La compresión que trajo consigo el paso por los Doldrums dejó imágenes que han pasado de ser insólitas a habituales. Cuatro barcos en una distancia que alcanza el ojo humano. Todo lo que había sucedido hasta entonces parecía no contar pero lo cierto es que las mínimas ventajas a la salida de las calmas ecuatoriales sí eran importantes, como se aprecia en el mapa de posiciones.

Si bien el último parte de ayer colocaba al 'Mapfre' como líder, se debía a que es el que va más al oeste, que es hacia donde habrá que ir, pero en realidad tenía tres barcos por delante y a casi veinte millas.

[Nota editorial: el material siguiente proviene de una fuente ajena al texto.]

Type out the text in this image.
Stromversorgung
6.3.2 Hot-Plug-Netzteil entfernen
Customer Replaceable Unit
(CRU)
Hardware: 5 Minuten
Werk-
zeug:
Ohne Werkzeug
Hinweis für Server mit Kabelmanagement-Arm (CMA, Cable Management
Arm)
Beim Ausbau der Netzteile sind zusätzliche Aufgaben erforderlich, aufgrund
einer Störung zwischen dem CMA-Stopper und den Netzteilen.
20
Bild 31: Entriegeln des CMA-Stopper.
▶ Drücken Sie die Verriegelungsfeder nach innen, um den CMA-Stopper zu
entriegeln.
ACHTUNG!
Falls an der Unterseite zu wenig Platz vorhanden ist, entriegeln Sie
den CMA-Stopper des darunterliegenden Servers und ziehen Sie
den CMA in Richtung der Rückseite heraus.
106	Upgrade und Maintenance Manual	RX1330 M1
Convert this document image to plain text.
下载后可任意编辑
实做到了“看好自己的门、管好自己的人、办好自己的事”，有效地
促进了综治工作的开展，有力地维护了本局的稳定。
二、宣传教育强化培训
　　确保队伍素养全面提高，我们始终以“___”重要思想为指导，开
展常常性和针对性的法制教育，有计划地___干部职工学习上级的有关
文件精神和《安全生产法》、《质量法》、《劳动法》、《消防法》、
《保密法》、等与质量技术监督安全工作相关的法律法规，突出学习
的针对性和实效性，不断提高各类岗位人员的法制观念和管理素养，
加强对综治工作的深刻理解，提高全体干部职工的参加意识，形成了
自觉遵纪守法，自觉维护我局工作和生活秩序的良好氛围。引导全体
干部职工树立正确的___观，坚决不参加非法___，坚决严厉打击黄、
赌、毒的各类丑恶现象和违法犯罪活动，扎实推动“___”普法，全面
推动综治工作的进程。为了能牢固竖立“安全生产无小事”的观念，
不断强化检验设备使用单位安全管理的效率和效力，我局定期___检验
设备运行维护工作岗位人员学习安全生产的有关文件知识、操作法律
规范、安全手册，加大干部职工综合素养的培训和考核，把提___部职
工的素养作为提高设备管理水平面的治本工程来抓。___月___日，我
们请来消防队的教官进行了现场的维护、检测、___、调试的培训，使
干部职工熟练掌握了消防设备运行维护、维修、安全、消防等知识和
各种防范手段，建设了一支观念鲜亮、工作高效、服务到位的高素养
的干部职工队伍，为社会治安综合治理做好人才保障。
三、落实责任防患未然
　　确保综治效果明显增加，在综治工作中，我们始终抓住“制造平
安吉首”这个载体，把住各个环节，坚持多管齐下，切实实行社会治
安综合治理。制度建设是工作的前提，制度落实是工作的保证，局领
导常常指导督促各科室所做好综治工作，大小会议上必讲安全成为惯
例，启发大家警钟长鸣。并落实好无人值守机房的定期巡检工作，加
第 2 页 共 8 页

Aunque ya son historia -hasta el siguiente paso dentro de un mes-, Xabi Fernández no puede ocultar que «la zona de las calmas ecuatoriales es bastante estresante. Es un momento en el que no sabes qué va a pasar ni quién va a salir beneficiado. Es verdad que hay que pelear metro a metro como siempre, pero está también el factor de suerte, que es incontrolable».

El de Ibarra señalaba que ayer «teníamos a los barcos de cabeza en tres o cuatro millas y pero nos quedamos parados. La noche anterior habíamos recuperado mucho nosotros respecto a ellos, así que bueno, más o menos las nubes te dan y te quitan, pero hay que tener también un poquito de suerte y eso te causa un estrés importante».

El patrón guipuzcoano sabe bien que «salir primero de los Doldrums siempre es importante porque conectas con los alisios, en este caso los alisios del norte, que siempre van a más y el barco de delante tendrá más viento, por lo que por un periodo de tiempo va estirando. Luego, poco a poco, se va definiendo la regata».

En cualquier caso, no pierde de vista que «nos quedan más de 3.400 millas a la meta, que es una buena etapa en sí, así que no hay que desesperarse tampoco. No pudimos salir del todo bien de los Doldrums y ahora nos toca pelear para recuperar terreno».